La raccolta The Practice of the Meal: Food, Families and the Market Place di Cappellini, Marshall e Parsons (2016) è invece il tentativo reale di confezionare un lavoro che si basi espressamente sui principi della PT. È sistematica ed organica e molto più analitica.

Il volume elegge il pasto ad unità d’analisi; la pratica viene esplorata in base ad una modellizzazione che la vede composta da quattro sub unità: acquisizione, appropriazione, apprezzamento e eliminazione; la raccolta guarda quindi all’insieme delle (sub) pratiche, implicate nel consumo della cena; l’obiettivo è comprendere come siano influenzate dal mercato, come i produttori e i distributori le guidino e come il consumatore reagisca. Di chiara ispirazione socio culturale, il lavoro si rifà ad una più ampia gamma di discipline, come il marketing e il consumer behaviour, per cui viene analizzato il ruolo del mercato, l’interpretazione dei suoi discorsi da parte dei consumatori e la loro interazione con esso.

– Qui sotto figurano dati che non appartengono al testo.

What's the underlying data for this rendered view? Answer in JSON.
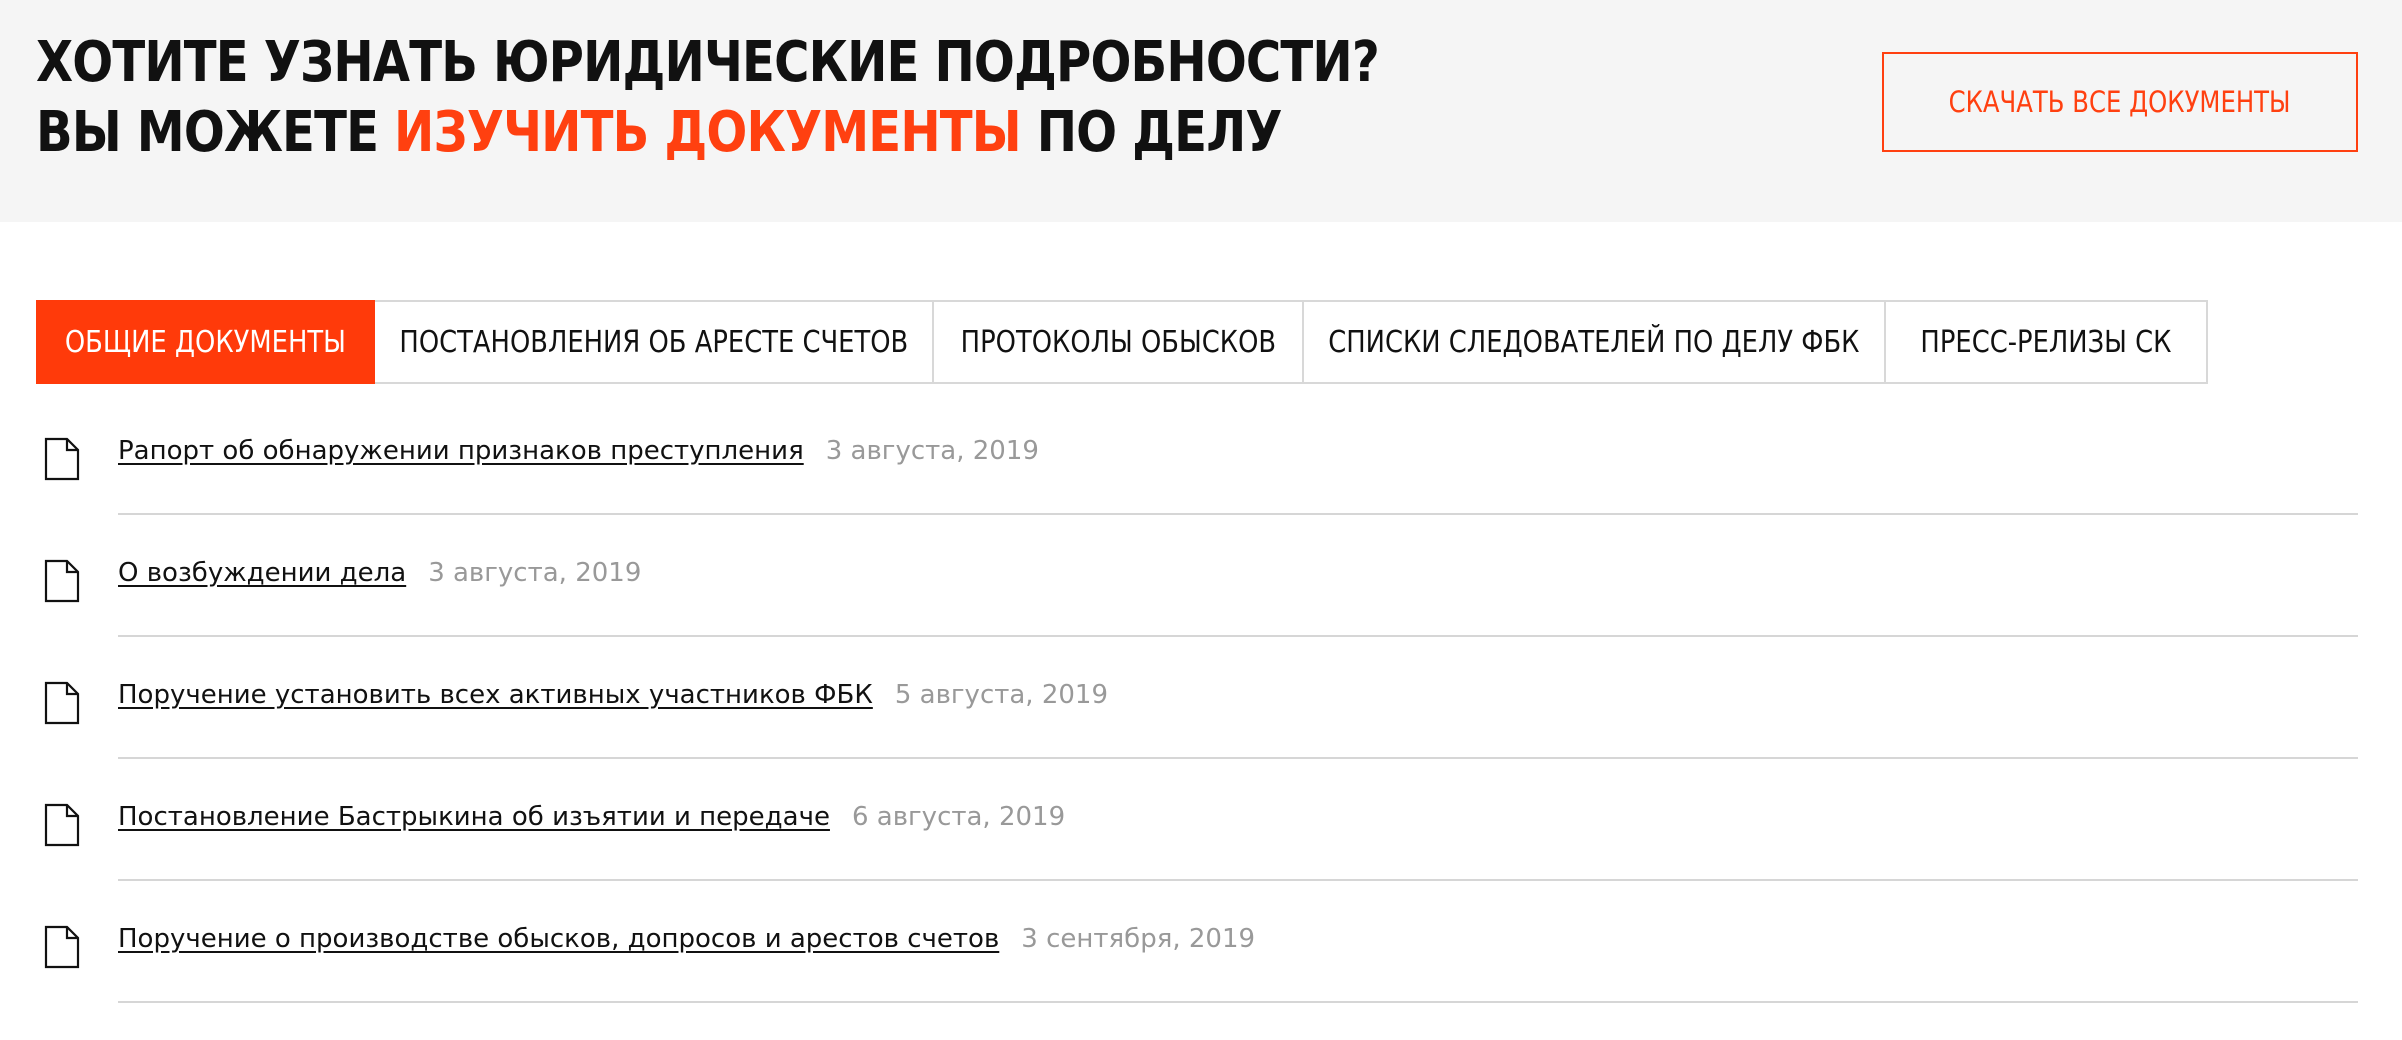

Le ricerche presentate sono suddivise e mostrate in successione, dall’acquisto all’eliminazione, in considerazione di una pratica di consumo che si realizza in un ambiente domestico e relativa al nucleo famigliare.

Anche l’esame delle principali riviste di riferimento (es: Journal of Consumer Culture;

Consumption Markets & Culture) conferma quanto sia recente il binomio PT/food

consumption: la maggior parte delle ricerche sull’alimentare è succesiva al 2010; pure in questo caso la pratica è stata studiata in prevalenza nell’ambiente domestico, rimarcando

67 la considerazione essenzialmente famigliare (Warde e Martens 2000) che si ha dell’eating; il fuori casa invece trova di gran lunga meno riscontro.

Nell’insieme, la letteratura esaminata (Tab 1) mostra due trend di base: uno si caratterizza per gli aspetti socio culturali mentre l’altro per l’interesse agli aspetti materiali.